Quelle qu’en soient les limites, et les exploitations politiques, cette évaluation de l’Insee est nécessaire pour arrêter chaque année la “population légale” des communes. Celle-ci sert notamment de base au calcul des dotations de l’État versées aux collectivités.

La hausse du nombre de logements constitue d’ordinaire un indicateur fiable pour confirmer l’augmentation d’une population. Cependant, le nombre d’habitants par foyer est actuellement en baisse, et particulièrement à Marseille où l’on vit de plus en plus seul.
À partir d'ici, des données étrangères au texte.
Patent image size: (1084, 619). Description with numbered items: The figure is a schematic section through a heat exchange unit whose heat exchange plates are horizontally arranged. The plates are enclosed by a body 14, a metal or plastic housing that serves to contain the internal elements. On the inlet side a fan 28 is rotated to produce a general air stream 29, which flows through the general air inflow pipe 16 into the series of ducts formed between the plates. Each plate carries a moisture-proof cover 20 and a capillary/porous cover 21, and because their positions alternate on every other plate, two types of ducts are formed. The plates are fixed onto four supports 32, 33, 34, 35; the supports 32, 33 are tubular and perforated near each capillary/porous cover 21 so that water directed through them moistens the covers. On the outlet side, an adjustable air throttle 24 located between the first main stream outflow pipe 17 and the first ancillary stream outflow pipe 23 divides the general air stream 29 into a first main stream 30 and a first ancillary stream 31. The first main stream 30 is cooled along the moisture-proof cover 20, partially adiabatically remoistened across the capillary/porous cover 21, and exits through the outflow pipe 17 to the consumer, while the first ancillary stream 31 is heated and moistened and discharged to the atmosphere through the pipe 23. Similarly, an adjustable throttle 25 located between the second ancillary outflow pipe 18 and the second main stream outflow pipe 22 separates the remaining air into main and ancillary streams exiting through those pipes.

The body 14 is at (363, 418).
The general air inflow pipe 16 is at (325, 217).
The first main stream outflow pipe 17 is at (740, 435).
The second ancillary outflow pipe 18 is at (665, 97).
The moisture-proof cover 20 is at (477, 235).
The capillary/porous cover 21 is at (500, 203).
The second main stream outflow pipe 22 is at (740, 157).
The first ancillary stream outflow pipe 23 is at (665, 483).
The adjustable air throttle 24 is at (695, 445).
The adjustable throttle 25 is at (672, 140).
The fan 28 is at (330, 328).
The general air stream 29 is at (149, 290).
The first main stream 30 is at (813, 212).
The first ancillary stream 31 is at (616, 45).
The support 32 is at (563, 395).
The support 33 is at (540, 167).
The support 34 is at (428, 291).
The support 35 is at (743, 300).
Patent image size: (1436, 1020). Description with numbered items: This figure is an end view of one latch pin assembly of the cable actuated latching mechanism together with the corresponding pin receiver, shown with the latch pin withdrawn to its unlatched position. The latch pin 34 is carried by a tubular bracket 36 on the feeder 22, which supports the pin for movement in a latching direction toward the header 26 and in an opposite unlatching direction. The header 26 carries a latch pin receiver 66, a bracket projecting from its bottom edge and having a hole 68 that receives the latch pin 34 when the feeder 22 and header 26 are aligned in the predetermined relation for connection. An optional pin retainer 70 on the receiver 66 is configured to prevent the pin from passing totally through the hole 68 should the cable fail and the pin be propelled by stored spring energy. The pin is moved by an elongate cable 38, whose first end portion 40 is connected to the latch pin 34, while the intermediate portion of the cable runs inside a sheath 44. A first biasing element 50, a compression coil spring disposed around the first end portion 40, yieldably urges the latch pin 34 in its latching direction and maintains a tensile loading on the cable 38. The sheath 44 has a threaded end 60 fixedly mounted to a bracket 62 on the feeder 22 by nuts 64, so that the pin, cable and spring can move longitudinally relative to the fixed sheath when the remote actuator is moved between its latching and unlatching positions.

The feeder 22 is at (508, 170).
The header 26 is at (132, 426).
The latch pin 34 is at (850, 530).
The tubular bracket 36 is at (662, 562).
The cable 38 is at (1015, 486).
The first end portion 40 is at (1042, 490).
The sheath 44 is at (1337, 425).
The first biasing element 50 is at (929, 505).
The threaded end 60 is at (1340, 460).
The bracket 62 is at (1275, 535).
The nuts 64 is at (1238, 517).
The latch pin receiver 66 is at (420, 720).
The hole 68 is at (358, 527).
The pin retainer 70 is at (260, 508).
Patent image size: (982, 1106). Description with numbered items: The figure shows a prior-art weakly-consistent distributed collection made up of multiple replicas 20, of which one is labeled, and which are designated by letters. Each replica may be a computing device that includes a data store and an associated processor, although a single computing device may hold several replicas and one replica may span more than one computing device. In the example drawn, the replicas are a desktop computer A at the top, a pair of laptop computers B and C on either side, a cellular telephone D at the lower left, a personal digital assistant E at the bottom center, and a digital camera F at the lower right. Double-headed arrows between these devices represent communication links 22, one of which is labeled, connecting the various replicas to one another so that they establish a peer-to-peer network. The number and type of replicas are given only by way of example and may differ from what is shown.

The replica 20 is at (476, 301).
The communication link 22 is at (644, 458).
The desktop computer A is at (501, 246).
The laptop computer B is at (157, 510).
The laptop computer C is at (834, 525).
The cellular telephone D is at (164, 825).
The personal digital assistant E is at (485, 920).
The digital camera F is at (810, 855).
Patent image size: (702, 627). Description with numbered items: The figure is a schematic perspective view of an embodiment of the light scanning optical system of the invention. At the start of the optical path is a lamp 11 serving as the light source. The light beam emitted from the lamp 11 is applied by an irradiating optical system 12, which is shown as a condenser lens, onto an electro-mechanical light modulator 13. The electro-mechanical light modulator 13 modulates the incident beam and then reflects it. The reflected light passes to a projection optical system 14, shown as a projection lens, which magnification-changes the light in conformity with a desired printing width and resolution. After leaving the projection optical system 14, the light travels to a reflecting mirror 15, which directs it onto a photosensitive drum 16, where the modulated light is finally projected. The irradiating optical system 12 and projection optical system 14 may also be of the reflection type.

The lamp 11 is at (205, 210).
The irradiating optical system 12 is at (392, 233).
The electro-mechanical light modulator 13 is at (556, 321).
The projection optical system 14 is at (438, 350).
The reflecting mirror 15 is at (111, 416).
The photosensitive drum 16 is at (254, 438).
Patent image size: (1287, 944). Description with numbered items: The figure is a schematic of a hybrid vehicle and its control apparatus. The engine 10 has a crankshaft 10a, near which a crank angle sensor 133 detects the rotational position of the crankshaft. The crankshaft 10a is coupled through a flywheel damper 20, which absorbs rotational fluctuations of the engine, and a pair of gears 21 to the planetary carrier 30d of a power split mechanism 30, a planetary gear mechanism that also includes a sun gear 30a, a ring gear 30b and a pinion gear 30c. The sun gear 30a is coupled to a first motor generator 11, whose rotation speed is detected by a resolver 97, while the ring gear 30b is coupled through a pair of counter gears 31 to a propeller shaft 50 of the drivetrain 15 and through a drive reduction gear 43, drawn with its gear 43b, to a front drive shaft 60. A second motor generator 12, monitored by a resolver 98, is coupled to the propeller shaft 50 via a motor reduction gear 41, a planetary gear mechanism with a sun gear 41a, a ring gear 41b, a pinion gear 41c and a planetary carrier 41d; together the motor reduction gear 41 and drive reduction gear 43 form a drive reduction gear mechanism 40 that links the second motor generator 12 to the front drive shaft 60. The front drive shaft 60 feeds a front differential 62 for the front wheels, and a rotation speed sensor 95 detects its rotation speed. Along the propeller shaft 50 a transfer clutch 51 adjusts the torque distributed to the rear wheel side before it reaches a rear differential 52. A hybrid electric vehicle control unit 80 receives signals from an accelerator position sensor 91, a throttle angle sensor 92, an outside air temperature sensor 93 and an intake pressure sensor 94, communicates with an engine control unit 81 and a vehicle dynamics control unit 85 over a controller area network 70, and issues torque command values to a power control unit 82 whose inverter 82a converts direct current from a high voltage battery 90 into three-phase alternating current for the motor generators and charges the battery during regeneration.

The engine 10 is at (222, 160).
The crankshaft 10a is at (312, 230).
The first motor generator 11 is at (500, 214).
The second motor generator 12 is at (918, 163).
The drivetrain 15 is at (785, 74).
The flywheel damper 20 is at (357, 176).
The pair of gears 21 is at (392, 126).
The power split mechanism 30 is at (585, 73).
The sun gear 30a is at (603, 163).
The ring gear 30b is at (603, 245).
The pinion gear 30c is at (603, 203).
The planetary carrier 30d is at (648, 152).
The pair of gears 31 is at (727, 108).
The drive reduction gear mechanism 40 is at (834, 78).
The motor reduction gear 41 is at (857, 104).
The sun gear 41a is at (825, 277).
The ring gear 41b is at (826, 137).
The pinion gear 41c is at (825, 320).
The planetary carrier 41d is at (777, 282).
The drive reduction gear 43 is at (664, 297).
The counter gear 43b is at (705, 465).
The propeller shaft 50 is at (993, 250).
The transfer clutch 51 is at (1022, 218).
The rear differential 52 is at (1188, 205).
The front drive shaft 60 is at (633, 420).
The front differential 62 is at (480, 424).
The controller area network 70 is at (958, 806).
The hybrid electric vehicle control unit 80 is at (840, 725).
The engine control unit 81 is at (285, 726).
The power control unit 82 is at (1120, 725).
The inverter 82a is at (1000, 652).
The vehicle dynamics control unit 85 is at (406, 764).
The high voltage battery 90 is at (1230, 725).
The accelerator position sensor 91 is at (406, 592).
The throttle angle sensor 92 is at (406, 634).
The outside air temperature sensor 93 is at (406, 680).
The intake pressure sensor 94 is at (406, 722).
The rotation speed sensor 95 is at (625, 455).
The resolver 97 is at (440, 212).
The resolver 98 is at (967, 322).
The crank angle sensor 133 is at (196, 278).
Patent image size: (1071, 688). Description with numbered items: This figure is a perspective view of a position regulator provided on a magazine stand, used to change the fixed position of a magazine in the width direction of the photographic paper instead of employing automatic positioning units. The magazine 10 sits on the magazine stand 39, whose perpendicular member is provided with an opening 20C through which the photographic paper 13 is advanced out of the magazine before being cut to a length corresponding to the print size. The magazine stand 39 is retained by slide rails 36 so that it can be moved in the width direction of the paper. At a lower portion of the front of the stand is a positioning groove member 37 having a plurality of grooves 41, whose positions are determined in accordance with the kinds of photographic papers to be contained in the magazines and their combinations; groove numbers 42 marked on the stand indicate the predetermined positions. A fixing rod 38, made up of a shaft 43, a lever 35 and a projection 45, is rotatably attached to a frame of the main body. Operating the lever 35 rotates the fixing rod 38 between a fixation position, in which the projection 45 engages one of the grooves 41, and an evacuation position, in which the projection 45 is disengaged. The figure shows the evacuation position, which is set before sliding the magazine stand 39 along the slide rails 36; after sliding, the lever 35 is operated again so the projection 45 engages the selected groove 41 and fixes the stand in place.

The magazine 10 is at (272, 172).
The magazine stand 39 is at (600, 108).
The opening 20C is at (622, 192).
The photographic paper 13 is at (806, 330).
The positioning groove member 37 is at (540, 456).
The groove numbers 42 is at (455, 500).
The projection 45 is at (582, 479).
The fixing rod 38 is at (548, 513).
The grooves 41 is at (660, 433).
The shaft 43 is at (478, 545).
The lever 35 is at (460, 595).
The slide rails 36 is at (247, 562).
S’il y a bien une hausse du nombre d’habitations, difficile d’en déduire qu’elle s’accompagne une réelle hausse du nombre d’habitants.

Loin derrière Lyon ou Montpellier

Dans La Provence, l’adjoint au maire chargé de l’état civil Daniel Sperling préfère surveiller une autre statistique : “En 2014, nous avions eu 14 227 naissances et en 2015, il y en a eu 14 802. Quant aux décès, ils sont passés de 9 339 à 9 406. Cela nous permet de progresser légèrement chaque année de 2 500 personnes”, détaille l’adjoint au maire. C’est ce que l’on appelle le “solde naturel”, à distinguer du “solde migratoire” qui représente l’écart entre les arrivées et les départs. Cette approche met en lumière une tendance qui ne colle pas forcément au discours de la ville : si Marseille gagne des habitants, c’est bien grâce au dynamisme démographique interne et non parce ce que les cadres supérieurs se ruent de toute la France sur Euroméditerranée.

“Que l’évolution soit positive ou pas, ça reste pas grand chose, quelques centaines d’habitants par an pour une ville qui en compte plus de 800 000” tranche Gwenaëlle Thomas, en charge de l’organisation des collectes. Il est clair qu’à 0,0% comme à 0,1%, Marseille demeure loin des croissances lyonnaises ou montpelliéraines qui caracolent à 1% de hausse annuelle.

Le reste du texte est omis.